What is a good childhood? A long, protected and materially secure childhood is a social reality in Germany as well as a normative pattern. Its core elements are taken for granted – currently, for example, the constant presence of at least one parent (preferably the mother), freeing the children from work and, of course, promoting the personality of the child, above all through education. Even if this pattern may differ culturally and socially, it is certainly the parents who are primarily responsible for a good childhood. “Good parenting” could be empirically represented by surveys, by evaluating the countless parent guides or by retrospective surveys of how children experienced their parents.
Alexandra König and Arne Niederbacher have now found a completely different approach: the adoption agency and the associated task of finding the best parents for a child. Although the current legal situation imposes narrow limits on the procedure, these primarily concern the question of who may apply to be adoptive parents at all. For the subsequent mediation of parents and child, on the other hand, the “Recommendations for adoption mediation” provide guidance for the responsible authorities in determining the “best parents”. These recommendations have been published since 1983 by the Federal Working Group of State Youth Welfare Offices. They are now in their eighth edition. In these 40 years, the normative concept of good parenting must have changed in line with changes in society, according to the authors’ assumption. So what separates the best parents of the 1980s from today?

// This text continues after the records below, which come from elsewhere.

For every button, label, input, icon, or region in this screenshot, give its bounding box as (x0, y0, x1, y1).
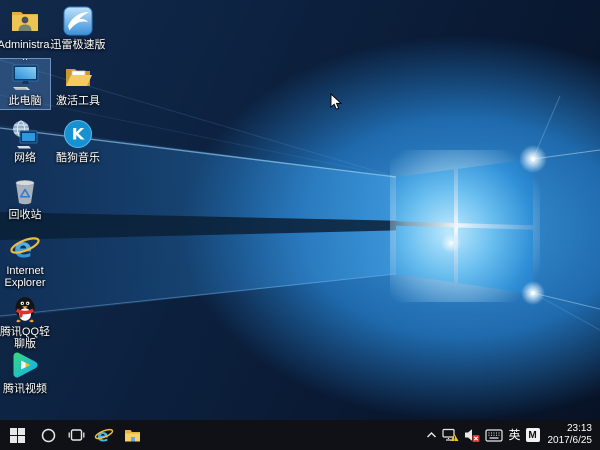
desktop-icon-tencent-qq[interactable]: 腾讯QQ轻聊版 (0, 290, 50, 352)
desktop-icon-internet-explorer[interactable]: e Internet Explorer (0, 229, 50, 291)
kugou-icon: K (62, 118, 94, 150)
icon-label: 回收站 (0, 209, 53, 221)
thunder-bird-icon (62, 5, 94, 37)
desktop-icon-tencent-video[interactable]: 腾讯视频 (0, 347, 50, 397)
user-folder-icon (9, 5, 41, 37)
desktop-icon-administrator[interactable]: Administra... (0, 3, 50, 65)
desktop-icon-recycle-bin[interactable]: 回收站 (0, 173, 50, 223)
open-folder-icon (62, 61, 94, 93)
windows-logo-icon (10, 428, 25, 443)
internet-explorer-icon: e (94, 425, 114, 445)
internet-explorer-icon: e (9, 231, 41, 263)
tray-ime-language[interactable]: 英 (508, 420, 520, 450)
network-icon (9, 118, 41, 150)
clock-date: 2017/6/25 (548, 435, 593, 447)
cortana-button[interactable] (34, 420, 62, 450)
desktop-icon-activation-tools[interactable]: 激活工具 (53, 59, 103, 109)
task-view-icon (68, 428, 85, 442)
icon-label: 腾讯视频 (0, 383, 53, 395)
cortana-circle-icon (41, 428, 56, 443)
svg-text:e: e (97, 425, 108, 445)
tray-touch-keyboard[interactable] (485, 420, 503, 450)
desktop-icon-this-pc[interactable]: 此电脑 (0, 59, 50, 109)
tray-network-status[interactable] (442, 420, 459, 450)
network-warning-icon (442, 428, 459, 443)
taskbar: e (0, 420, 600, 450)
tray-show-hidden-icons[interactable] (426, 420, 437, 450)
speaker-muted-icon (464, 428, 480, 442)
taskbar-internet-explorer[interactable]: e (90, 420, 118, 450)
desktop-icon-network[interactable]: 网络 (0, 116, 50, 166)
tray-ime-mode[interactable]: M (526, 420, 540, 450)
taskbar-left: e (0, 420, 146, 450)
keyboard-icon (485, 429, 503, 442)
icon-label: 激活工具 (50, 95, 106, 107)
mouse-cursor (330, 93, 342, 111)
icon-label: 酷狗音乐 (50, 152, 106, 164)
desktop-icon-thunder-speed[interactable]: 迅雷极速版 (53, 3, 103, 53)
desktop-icon-kugou-music[interactable]: K 酷狗音乐 (53, 116, 103, 166)
svg-text:K: K (72, 125, 85, 144)
qq-penguin-icon (9, 292, 41, 324)
ime-mode-badge: M (526, 428, 540, 442)
system-tray: 英 M 23:13 2017/6/25 (426, 420, 600, 450)
taskbar-file-explorer[interactable] (118, 420, 146, 450)
computer-icon (9, 61, 41, 93)
start-button[interactable] (0, 420, 34, 450)
icon-label: 此电脑 (0, 95, 53, 107)
file-explorer-icon (124, 428, 141, 443)
tencent-video-icon (9, 349, 41, 381)
windows-desktop: Administra... 迅雷极速版 此电脑 激活工具 (0, 0, 600, 450)
clock-time: 23:13 (567, 423, 592, 435)
icon-label: 网络 (0, 152, 53, 164)
icon-label: 迅雷极速版 (50, 39, 106, 51)
task-view-button[interactable] (62, 420, 90, 450)
tray-volume-muted[interactable] (464, 420, 480, 450)
recycle-bin-icon (9, 175, 41, 207)
chevron-up-icon (426, 430, 437, 440)
icon-label: Internet Explorer (0, 265, 53, 289)
tray-clock[interactable]: 23:13 2017/6/25 (545, 423, 596, 447)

The personality of the parents becomes the central criterion
The year 1976 was decisive: since then, the best interests of the child have been the decisive criterion in adoption practice. It was no longer the child’s “adoption suitability” that was tested, but the suitability of the parents. The age of the adoptees has been falling since then, and today there is an increasing demand for babies. The “incognito adoptions” that were common in the past are becoming rarer, and with them the desire to be able to fake biological parenthood to the outside world. Now it’s a matter of matching the child’s special needs and the parents’ ability to meet them. The placement authorities are faced with a very difficult task: they almost always have to make a decision before the child and the adoptive parents even meet. There are always far more applicants than children. And newborns in particular must be placed as quickly as possible. What do the recommendations advise in this situation?
If you look at the shifts over the years, the personality of the parents tends to become the central evaluation authority, while objective status criteria are suppressed. About the age: In 1983 it was still said that potential parents of infants and small children should not be older than 35 years. Today this provision is no longer included. Now there is only the reference to a necessary “natural age gap” between parents and children, which is much more open to interpretation. This also applies to employment: in 1983, both parents’ employment would have been a clear reason for rejection, but today people are asked whether raising children and gainful employment are compatible.
Today personality leads the list of criteria. In particular, the “individual self-concept” of the applicants should be examined using criteria such as flexibility, resilience, problem-solving strategies, self-concepts, empathy, tolerance and emotional expressiveness. It is also important to avoid that they “unreflectedly transfer their own upbringing patterns to the child to be placed”. The authors note that these keywords could have come from the relevant descriptions of the new middle class.
However, shifting the criteria from “objective status” to “self-reflecting subject” does not mean that applicants have the same chances of placement regardless of their status. On the contrary. With regard to the required “personality” it can be assumed that the adoption agency is oriented towards a middle-class habitus of the “emotional and entrepreneurial self”. Unfortunately, there is no data on who even goes to an adoption agency. However, one might assume that the children tend to come from below and the parents from above in terms of social structure.